By Dr. Becker
Since 2011, the national Pet Poison Helpline has reported a 65 percent increase in bromethalin poisoning in pets.
Bromethalin is a poison many manufacturers of rodenticides are now using as a replacement for long-acting anticoagulants in residential-use rat poison products. Manufacturers switched to bromethalin in response to a 2008 EPA directive intended to make rodenticides safer for kids, pets and wildlife.
Unfortunately, although the new bromethalin-containing products are meant to be safer, they have an unintended consequence. Bromethalin is faster acting than older rodenticides, and unlike long-acting anticoagulants, it has no antidote.
To make matters worse, the appearance and packaging of the new rodenticides is similar to older rat poisons, so often pet owners and veterinarians don’t even know what type of poison they’re dealing with.
Many veterinarians have already been challenged with treating bromethalin-poisoned pets, primarily dogs, and feel the problem will only get worse, increasing the number of animals that become terribly sick or die from accidental poisoning.
New ‘Safer’ Rodenticide Is Anything But
Bromethalin is a fast-acting neurotoxin that affects the brain and liver. In pets, signs of brain swelling and central nervous system disturbance appear within 2 to 24 hours of ingestion. Symptoms depend on how much of the poison was swallowed, and include unsteadiness, weakness, muscle tremors, paddling motions of the limbs, hyper-excitability, depression, vomiting, high fever, stiffness in the front legs, and seizures.
With long-acting anticoagulant poisoning, veterinarians had around 5 days to save the animal’s life. But the symptoms of bromethalin poisoning appear within 2 to 24 hours of ingestion. Once a pet is showing neurological signs, he or she may only have a day or two to be saved, and successful treatment is both difficult and expensive.
Because there’s no antidote for bromethalin intoxication, treatment generally consists of supportive care, including inducing vomiting and administering activated charcoal.

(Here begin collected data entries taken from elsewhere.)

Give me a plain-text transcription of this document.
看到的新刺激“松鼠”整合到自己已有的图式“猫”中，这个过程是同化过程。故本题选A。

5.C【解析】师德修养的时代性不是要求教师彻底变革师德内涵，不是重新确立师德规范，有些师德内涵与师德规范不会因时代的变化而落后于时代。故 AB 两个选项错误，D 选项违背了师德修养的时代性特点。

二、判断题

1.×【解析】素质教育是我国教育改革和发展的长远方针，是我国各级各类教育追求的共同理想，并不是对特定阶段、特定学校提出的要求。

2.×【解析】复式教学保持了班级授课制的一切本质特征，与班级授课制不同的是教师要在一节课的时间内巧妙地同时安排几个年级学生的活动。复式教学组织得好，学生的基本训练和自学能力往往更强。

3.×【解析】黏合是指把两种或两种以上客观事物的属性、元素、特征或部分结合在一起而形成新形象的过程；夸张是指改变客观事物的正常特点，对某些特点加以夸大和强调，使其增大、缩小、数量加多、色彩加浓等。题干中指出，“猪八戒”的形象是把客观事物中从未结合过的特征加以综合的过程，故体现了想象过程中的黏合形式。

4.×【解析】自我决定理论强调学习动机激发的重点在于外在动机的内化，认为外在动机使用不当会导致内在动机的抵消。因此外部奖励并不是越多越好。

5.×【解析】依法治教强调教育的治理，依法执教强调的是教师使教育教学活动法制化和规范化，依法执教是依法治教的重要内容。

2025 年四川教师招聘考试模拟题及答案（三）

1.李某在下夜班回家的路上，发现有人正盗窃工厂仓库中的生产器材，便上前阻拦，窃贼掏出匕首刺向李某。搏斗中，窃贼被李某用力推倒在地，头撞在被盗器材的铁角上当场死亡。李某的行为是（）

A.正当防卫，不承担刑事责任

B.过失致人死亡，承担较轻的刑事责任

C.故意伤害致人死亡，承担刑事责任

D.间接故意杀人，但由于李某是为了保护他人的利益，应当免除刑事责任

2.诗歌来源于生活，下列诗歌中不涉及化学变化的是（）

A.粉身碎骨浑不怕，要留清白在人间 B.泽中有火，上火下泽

The severity of the poisoning depends on how much bromethalin is ingested. If vomiting can’t be induced within 10 to 15 minutes of ingestion, it should ONLY be attempted in a veterinary setting. The pet will also need to be monitored for acute signs of neurological impairment and given repeated doses of activated charcoal for the next 24 hours.
If symptoms occur, the patient will receive treatment to reduce swelling in the brain, including IV fluids. An animal who experiences seizures or paralysis after ingesting bromethalin has a poor prognosis for recovery.
Immediate veterinary care is necessary if you suspect your pet has ingested rat poison. Bring along the poison container with the label so your veterinarian knows what he or she is dealing with. The sooner your pet is treated, the better the chances for a full recovery.
Preventing Bromethalin Poisoining
If you have rodents around your home, I recommend a live trap called the Havahart®, which is a humane trap that catches mice, rats or other rodents so you can remove them from your home without using toxins or poisoning your environment.
If you must use a bait trap with a killing agent, select a product that contains an active ingredient other than bromethalin. Diaphacinone and chlorophacinone are short-acting anticoagulants, and most veterinarians will be familiar with standard methods of diagnosis and treatment. But again, I don’t advocate using these products if at all possible.
Supervise your pets when they’re outside to insure they never have a chance to consume rodents or rodent bait around your home or neighborhood.